My take differs from Frank’s.  I think that it is an error, critically speaking as well as legally speaking, to load up Google with all of our frustrations over Internet “gatekeepers,” whether those are public or private.  Rosen interviewed Tim Wu for the piece, and Tim persuaded Rosen to follow the “monarchist” metaphor:  “[T]o trust Google, you have to be something of a monarchist, willing to trust the near-sovereign discretion of [Googlers] Wong and her colleagues.”  Googlement displaces government; the two raise comparable issues of legitimacy and authority.

As to those foundational questions, I absolutely agree:  Socially as well as legally, what is the source of Google’s authority?  That problem, not just the “who decides” aspect of American-style free speech, lies at the core of modern information policy debates.  But the monarchist metaphor mistakenly builds in a hierarchy of authority that parallels the inherited hierarchy of authority that we typically use to describe government.  Googlement, on the monarchist reading, is comparably top-down.  Define and regulate Googlement, and the problem of private discretion seems to be solved.  Rosen buys this argument; he writes of his surprise that the Googlers would like nothing more than to be put out of the regulatory business altogether.

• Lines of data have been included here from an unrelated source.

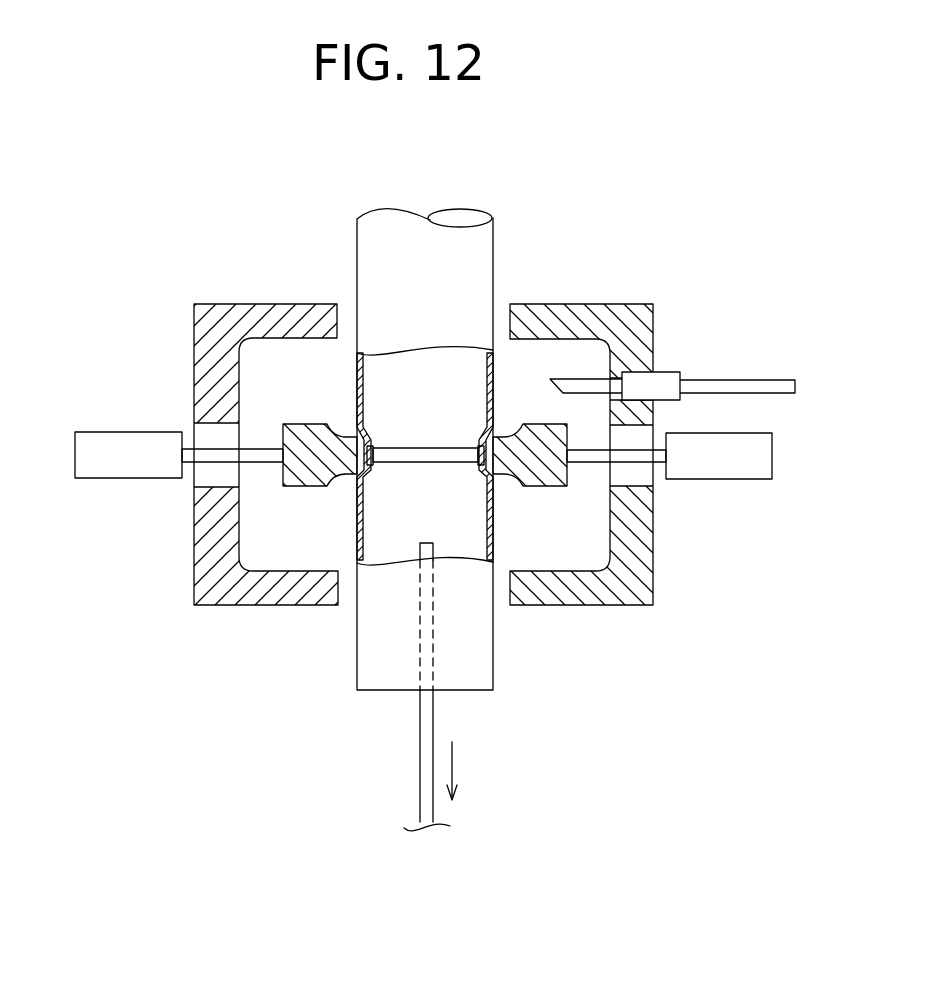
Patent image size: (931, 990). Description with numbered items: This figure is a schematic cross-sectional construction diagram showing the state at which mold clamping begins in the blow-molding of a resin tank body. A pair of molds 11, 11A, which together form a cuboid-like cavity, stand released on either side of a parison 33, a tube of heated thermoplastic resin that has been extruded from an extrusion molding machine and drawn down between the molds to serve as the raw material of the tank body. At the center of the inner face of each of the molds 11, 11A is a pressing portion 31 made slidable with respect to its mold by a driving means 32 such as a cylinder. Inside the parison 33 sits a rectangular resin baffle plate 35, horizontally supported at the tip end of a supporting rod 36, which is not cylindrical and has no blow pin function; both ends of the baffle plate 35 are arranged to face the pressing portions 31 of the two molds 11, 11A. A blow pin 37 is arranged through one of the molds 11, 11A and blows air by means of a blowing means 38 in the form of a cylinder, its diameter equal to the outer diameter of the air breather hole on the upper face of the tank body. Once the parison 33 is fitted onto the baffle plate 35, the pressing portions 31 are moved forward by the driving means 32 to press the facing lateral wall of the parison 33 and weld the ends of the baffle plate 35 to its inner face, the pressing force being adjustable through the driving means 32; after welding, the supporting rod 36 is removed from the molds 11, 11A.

The mold 11 is at (234, 303).
The mold 11A is at (644, 303).
The pressing portion 31 is at (298, 478).
The driving means 32 is at (128, 465).
The parison 33 is at (466, 258).
The baffle plate 35 is at (412, 463).
The supporting rod 36 is at (420, 777).
The blow pin 37 is at (583, 379).
The blowing means 38 is at (662, 383).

As Ed Rubin wrote persuasively in Beyond Camelot,  however, the monarchist metaphor is out-dated.  It might be good to be the king, as Mel Brooks once said, but the problem is not that Google is the new king, but instead that it is one king among many.  There are kings all around us.  Even if Google’s problem can be solved — some kings are bigger than others — problems of legitimacy and authority won’t go away.  What’s worse, as Rubin argues, the classic division of the argument into “public” regulation and “private” regulation is simply inadequate to describe what we actually observe.  Google itself is a private company — acting in the shadow of and (in the YouTube context especially) in express reliance on the (public) DMCA.  Lots of corporations and law firms block Facebook.  My local public high school blocks Blogger.  I could go on and on.  None of these demands precisely the same treatment as Google, but that is precisely the point.  The modern networked administrative state calls for something new.  Rosen concludes the piece with an a propos quotation from Kent Walker, Google’s GC (disclosure:  Kent has been a friend for roughly 30 years):  “We’re at the dawn of a new technology. . . . And when people try to come up with the best metaphors to describe it, all the metaphors run out. We’ve built this spaceship, but we really don’t know where it will take us.” Or, he might have said, where we will take it.